Kendisine sorulan bu soruların "durumun vahametini ortaya koyduğunu" yazan Özgün, "Parasız eğitim istemenin dahi suç kabul edilip bunun hakkında soru sorulması bile yeterince saçmayken, bu gerekçelerle tutuklandım" diyor.

"Anayasal hakkı kullanmak ne zamandan beri suç? Ben kamu yönetimi öğrencisiyim, üç yıldır süren eğitim hayatımda 'anayasal hakları, kanunların eşitliğini, isnat edilen suçun ispat gerektirdiğini' bana bu devletin okulları, akademisyenleri öğretti."

"Biz hayatı çalınan binlerce öğrenciyiz"

Özgün, "yalnız olmadığını" da şu sözlerle anlatıyor:

"Tutuklu olan binlerce öğrenciden sadece biriyim."

Eskişehir'e Erasmus programıyla okumaya gelen ve 10 Mayıs'ta DHKP-C örgütü üyeliği suçlamasıyla tutuklanan Fransa vatandaşı Sevil Sevimli (21), üçüncü yargı paketi kapsamında tahliye olmuştu.

Tahliyesi için kamuoyu baskısının önemli rol oynadığını ifade eden Özgün, mektubuna şöyle devam ediyor:

"Pınar Öğünç de 10 Ağustos tarihli, 'Ya Sevil Fransa vatandaşı olmasaydı?' başlıklı yazısında tam olarak buna değiniyordu. Sevil'in durumunu kastederek diyor ki, "...bazı öğrenci hikayeleri hiç böyle olmuyor. Kamuoyu sahiplenmek için basbayağı çarpıcı hikaye bekliyor. Sanki popstar yarışması."

"Nefes alışımızın dahi suçmuş gibi gösterilmesi yeterince çarpıcı görünmüyor anlaşılan. Hayatlarımızın, dava için oluşturulan sıra sıra kolilere doldurulması, ders kitaplarımızın dahi örgüt propagandası kapsamında alınması ilgi çekici değil mi? Bizlerin aklanabilmek için ilginç hikayelere sahip olmamız mı gerek?"

"Ne bu bir yarışma, ne de yaşananlar kurmaca. Biz hayatı çalınan binlerce öğrenciyiz."

Sevimli'nin de beraat etmediğini sadece tahliye olduğunu vurguluyor Özgün:

"Dikkat edin, beraat değil, tahliye!

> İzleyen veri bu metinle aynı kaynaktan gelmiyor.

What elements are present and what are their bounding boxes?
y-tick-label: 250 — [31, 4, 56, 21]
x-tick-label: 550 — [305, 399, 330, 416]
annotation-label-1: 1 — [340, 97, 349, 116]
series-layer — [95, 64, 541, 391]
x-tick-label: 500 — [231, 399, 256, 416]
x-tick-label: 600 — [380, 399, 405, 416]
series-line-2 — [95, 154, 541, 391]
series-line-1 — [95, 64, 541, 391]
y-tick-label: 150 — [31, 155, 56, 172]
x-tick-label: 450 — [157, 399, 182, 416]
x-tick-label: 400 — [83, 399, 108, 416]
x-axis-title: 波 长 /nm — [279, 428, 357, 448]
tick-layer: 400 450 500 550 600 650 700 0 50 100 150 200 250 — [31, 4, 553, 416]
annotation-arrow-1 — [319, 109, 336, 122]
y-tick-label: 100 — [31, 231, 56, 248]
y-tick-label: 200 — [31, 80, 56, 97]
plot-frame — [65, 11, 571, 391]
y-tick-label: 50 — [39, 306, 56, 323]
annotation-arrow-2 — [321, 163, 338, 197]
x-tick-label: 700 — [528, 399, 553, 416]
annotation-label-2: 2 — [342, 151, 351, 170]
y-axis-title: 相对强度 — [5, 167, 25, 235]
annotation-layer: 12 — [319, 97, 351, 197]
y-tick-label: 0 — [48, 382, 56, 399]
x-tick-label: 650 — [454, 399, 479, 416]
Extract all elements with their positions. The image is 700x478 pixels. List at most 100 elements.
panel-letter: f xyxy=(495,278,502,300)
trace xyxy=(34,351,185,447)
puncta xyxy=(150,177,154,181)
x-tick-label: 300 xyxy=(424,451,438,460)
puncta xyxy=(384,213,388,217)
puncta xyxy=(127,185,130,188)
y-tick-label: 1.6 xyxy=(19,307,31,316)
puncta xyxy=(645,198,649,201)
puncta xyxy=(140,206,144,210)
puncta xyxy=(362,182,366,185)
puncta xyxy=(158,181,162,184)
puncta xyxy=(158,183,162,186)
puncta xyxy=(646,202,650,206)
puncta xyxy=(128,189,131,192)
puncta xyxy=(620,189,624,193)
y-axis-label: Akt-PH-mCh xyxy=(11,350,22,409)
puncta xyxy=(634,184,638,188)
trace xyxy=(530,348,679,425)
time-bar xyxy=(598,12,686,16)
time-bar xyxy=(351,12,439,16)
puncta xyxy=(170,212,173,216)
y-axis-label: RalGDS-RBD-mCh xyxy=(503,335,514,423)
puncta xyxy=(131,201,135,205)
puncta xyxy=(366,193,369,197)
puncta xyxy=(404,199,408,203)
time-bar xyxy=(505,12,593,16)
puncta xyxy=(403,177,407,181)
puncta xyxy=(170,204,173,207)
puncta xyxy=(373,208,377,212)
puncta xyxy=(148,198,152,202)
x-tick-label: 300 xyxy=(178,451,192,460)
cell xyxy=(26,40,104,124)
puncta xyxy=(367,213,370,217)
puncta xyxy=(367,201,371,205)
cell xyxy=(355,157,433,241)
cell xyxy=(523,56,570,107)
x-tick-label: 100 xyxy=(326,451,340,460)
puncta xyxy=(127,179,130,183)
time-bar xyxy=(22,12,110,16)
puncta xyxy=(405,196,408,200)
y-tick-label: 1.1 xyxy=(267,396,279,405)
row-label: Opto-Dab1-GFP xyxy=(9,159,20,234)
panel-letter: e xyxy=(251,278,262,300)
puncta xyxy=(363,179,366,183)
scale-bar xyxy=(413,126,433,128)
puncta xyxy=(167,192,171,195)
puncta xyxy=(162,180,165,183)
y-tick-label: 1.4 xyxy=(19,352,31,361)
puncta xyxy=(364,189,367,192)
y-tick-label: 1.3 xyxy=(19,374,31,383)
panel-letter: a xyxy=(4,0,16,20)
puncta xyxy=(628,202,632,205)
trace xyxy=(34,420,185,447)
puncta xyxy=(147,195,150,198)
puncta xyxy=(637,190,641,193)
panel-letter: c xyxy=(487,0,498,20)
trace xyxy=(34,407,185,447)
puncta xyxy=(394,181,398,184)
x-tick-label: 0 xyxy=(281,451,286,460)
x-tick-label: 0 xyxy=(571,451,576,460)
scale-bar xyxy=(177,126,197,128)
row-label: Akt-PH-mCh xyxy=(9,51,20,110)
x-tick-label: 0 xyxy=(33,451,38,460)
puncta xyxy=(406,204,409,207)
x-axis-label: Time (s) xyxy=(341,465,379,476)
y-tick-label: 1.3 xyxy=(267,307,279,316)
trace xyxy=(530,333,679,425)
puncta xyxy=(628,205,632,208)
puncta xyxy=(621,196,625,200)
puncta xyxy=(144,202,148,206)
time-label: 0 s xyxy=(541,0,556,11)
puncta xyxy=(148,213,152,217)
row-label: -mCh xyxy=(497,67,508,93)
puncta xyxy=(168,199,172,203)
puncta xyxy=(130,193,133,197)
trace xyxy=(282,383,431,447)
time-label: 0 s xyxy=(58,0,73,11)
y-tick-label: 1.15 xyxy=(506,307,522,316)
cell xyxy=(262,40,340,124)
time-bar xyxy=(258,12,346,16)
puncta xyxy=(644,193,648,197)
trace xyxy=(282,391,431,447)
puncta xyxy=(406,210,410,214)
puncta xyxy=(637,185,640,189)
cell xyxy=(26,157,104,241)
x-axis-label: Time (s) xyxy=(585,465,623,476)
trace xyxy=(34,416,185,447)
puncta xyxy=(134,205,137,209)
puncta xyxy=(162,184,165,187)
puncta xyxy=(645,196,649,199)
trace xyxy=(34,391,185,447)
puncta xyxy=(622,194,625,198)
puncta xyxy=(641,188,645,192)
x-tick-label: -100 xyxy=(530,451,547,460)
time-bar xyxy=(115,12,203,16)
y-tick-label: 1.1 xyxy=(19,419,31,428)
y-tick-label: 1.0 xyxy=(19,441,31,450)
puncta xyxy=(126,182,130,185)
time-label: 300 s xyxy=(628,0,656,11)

Kimse bu taleplerin suç olup olmadığını sorgulamıyor. Yaşadığımız tutukluluğu teşhir etmiyor. "Bu gerekçelerle insan tutuklanır mı?" demiyor. Yahut aynı davaya bakan mahkeme heyetinin, aynı operasyonla alınıp, aynı suçlamalarla yargılanan bizlerin, davalarının tarihlerinin bile belli olmadığını, yargı paketi başvurularımızın reddedildiğini sorgulamıyor. İki örneği ele alıp, dengesizliği ortaya sermiyor."

"Ne de olsa kanunda genellik ve eşitlik yoktu değil mi?"

"Ya o doktor olmasaydı?"

Özgün, cezaevinde rahatsızlandığını, tek bir doktorun çabasıyla tedavi olabildiğini anlattı.

14 Ağustos'ta vücudu alerjik reaksiyon gösteren Özgün'ün ilaçları hapishane yönetimince verilmedi. 20 Ağustos'ta hastalığı ilerledi, nefes almakta güçlük çekmeye başladı.

Hala ilaçların verilmediği öğrenen hapishane doktoru, Özgün'ün ölebileceğini söyledi ve ilaçların verilmesini, aksi halde tutanak tutacağını belirtti.

Bunun üzerine ilaçlarını alabilen Özgün soruyor: "Ya o doktor olmasaydı?"